Он вернулся к жене, а Николин вышел на шоссе и зашагал в сторону села. Он не догадался ни запрячь кабриолет, ни взять верховую лошадь, а пошел пешком. Солнце уже закатывалось, когда он вошел во двор покойной стряпухи тетки Райны. Дома он застал ее мужа, деда Ставри, они поговорили и вместе сходили к священнику. В поместье Николин вернулся уже в темноте, не посмел зайти в дом, где лежал покойник, и остановился посреди двора. Со всех сторон, точно бесплотные существа, поползли тени, они вертелись вокруг него и издавали какие-то глухие, зловещие звуки. «Да ничего нет, это мне только чудится», — уговаривал он себя, но сам поворачивался вместе с тенями, чтобы те не напали на него со спины. Потом что-то дернуло его сзади за рубаху, поползло наверх и село на плечи. «Оно» ничего не весило и не дышало, но он чувствовал его на своей шее и не смел поднять руку, чтобы «его» смахнуть. Он втянул голову в плечи, съежился и застыл неподвижно, а «оно» плотнее охватило его шею и стало душить. Он попытался позвать на помощь, но вместо крика из груди его вырвался глухой стон. «Тени душат меня», — подумал он и попробовал высвободить шею. Ничего нащупать он не мог, но пальцы его встречали сопротивление, и ему никак не удавалось оторвать от горла то, что сжимало его, как клещи. И тогда он увидел какой-то тусклый свет, который пробивался сквозь темные ветви деревьев в саду. Он побежал на свет и понял, что светится окно Малая. У окна он остановился и тут же почувствовал, как то, что его душило, отпустило его горло и упало с плеч. Ему захотелось зайти к Малаю и его жене, но он никогда раньше не переступал их порога и не решился сделать это и сейчас.

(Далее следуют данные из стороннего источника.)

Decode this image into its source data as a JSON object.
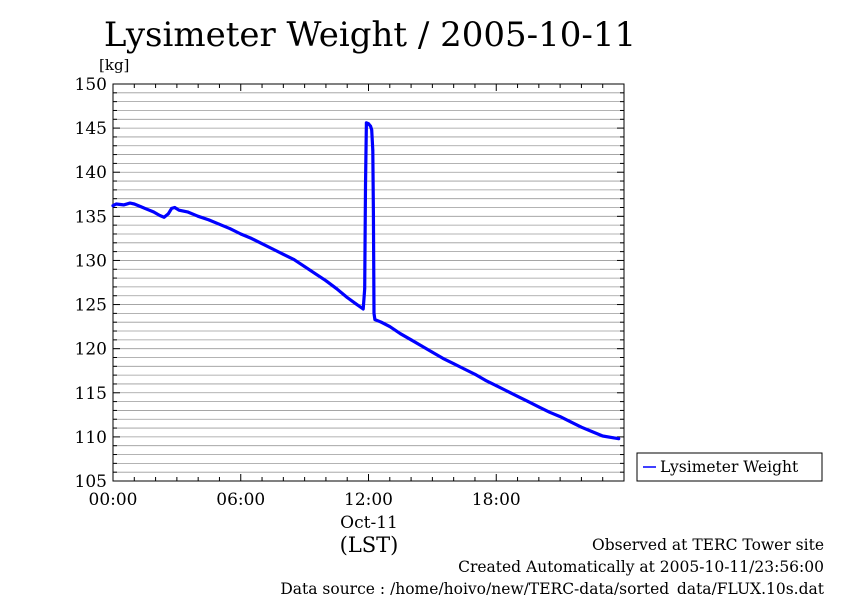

Малай был венгр, и никто не знал, как, какими путями занесло его в это захолустье. Это был крепыш лет пятидесяти пяти — пятидесяти шести, с горбатым, точно клюв, носом и круглыми, без блеска глазами. Такие глаза, словно лишенные зрачков, не пропускающие душевного тепла, могли быть только у человека равнодушного или безнадежно одинокого. Если б эти глаза были окнами его души и в них можно было бы заглянуть, то увидеть там можно было бы, вероятно, огромную пустоту. Но, встретившись с другими глазами, они задерживались не более чем на секунду и уходили куда-то в сторону, словно сосредоточиваясь на созерцании собственной пустоты. В сочетании с горбатым носом и промасленной рабочей одеждой, напоминающей взъерошенное оперение, они придавали ему вид хищной птицы, которая уже состарилась, со всем смирилась и ко всему равнодушна. И голос у него был твердый и ровный, без тех модуляций, которые дают чувствам звуковой образ. Говорил он мало, ударения скакали у него с первого на последний слог, словно сбегали по лесенке сверху вниз, падая на закрытые гласные, при этом он бывал неизменно вежлив: «Юнош, очень просить здесь!»